- Unsecured lending could help solve the financing problem for UK businesses caught in the “missing middle”
- Helping these firms to grow will boost productivity across the economy
ONS figures show that labour productivity, as measured by output per hour, for quarter three (July to Sept) 2019 has risen by just 0.1% compared with the same quarter in 2018. This follows four previous quarters of contraction.
Services saw a rise in labour productivity of 0.1% compared with the same quarter in the previous year. In contrast, manufacturing saw a 1.9% decrease.
Dominic Buch, managing partner and co-founder of SME credit specialist Caple, said: “Access to the right kind of finance is the key to solving productivity as that is what helps small firms become medium-sized businesses. The data shows that growing smaller firms into medium-sized firms delivers the largest increases in productivity. Unfortunately, too many small firms struggle to grow because they can’t access suitable finance, which hampers their productivity.

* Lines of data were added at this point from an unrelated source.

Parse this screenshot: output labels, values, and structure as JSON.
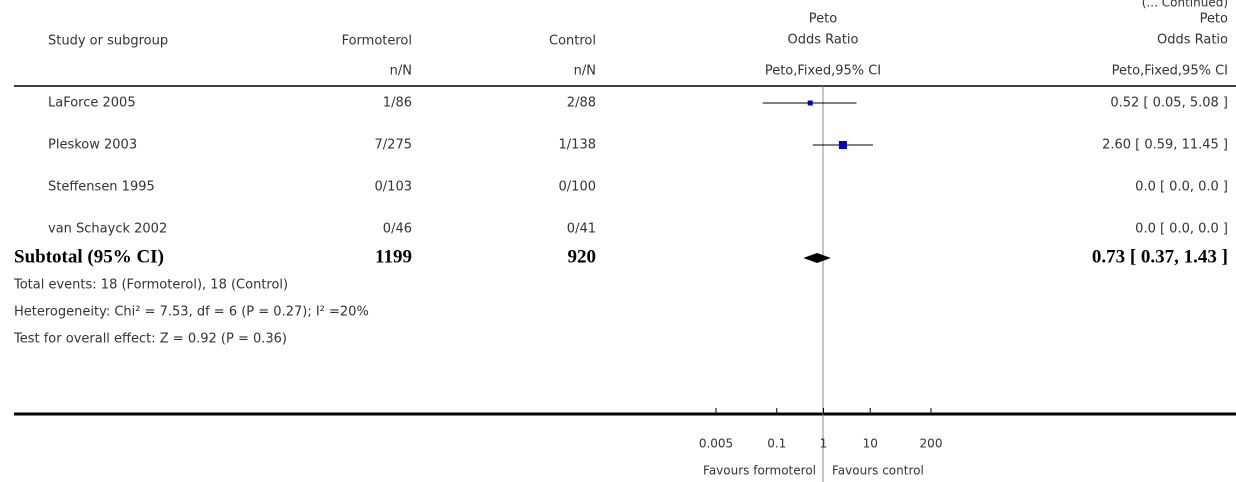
{
  "continued": "(... Continued)",
  "chart_data": {
    "type": "forest",
    "headers": {
      "study": "Study or subgroup",
      "treatment": "Formoterol",
      "control": "Control",
      "plot": [
        "Peto",
        "Odds Ratio"
      ],
      "ratio": [
        "Peto",
        "Odds Ratio"
      ],
      "treatment_sub": "n/N",
      "control_sub": "n/N",
      "plot_sub": "Peto,Fixed,95% CI",
      "ratio_sub": "Peto,Fixed,95% CI"
    },
    "categories": [
      "LaForce 2005",
      "Pleskow 2003",
      "Steffensen 1995",
      "van Schayck 2002"
    ],
    "treatment": [
      "1/86",
      "7/275",
      "0/103",
      "0/46"
    ],
    "control": [
      "2/88",
      "1/138",
      "0/100",
      "0/41"
    ],
    "values": [
      0.52,
      2.6,
      null,
      null
    ],
    "ci_low": [
      0.05,
      0.59,
      null,
      null
    ],
    "ci_high": [
      5.08,
      11.45,
      null,
      null
    ],
    "value_labels": [
      "0.52 [ 0.05, 5.08 ]",
      "2.60 [ 0.59, 11.45 ]",
      "0.0 [ 0.0, 0.0 ]",
      "0.0 [ 0.0, 0.0 ]"
    ],
    "color": "#0000cc",
    "subtotal": {
      "name": "Subtotal (95% CI)",
      "treatment": 1199,
      "control": 920,
      "estimate": 0.73,
      "ci_low": 0.37,
      "ci_high": 1.43,
      "label": "0.73 [ 0.37, 1.43 ]"
    },
    "notes": [
      "Total events: 18 (Formoterol), 18 (Control)",
      "Heterogeneity: Chi² = 7.53, df = 6 (P = 0.27); I² =20%",
      "Test for overall effect: Z = 0.92 (P = 0.36)"
    ],
    "log_scale": true,
    "xlim": [
      0.005,
      200
    ],
    "xticks": [
      0.005,
      0.1,
      1,
      10,
      200
    ],
    "xlabel_left": "Favours formoterol",
    "xlabel_right": "Favours control"
  }
}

“To tackle productivity, growing firms need lending that is fit for purpose. Very often that might mean additional unsecured funding that sits alongside traditional bank lending.
“Instead of focusing on a business’s physical assets, lenders must look at the future cash flows an individual business will generate. Genuinely unsecured lending which is based on these future cash flows will help small firms become medium-sized businesses, boosting productivity across the economy.”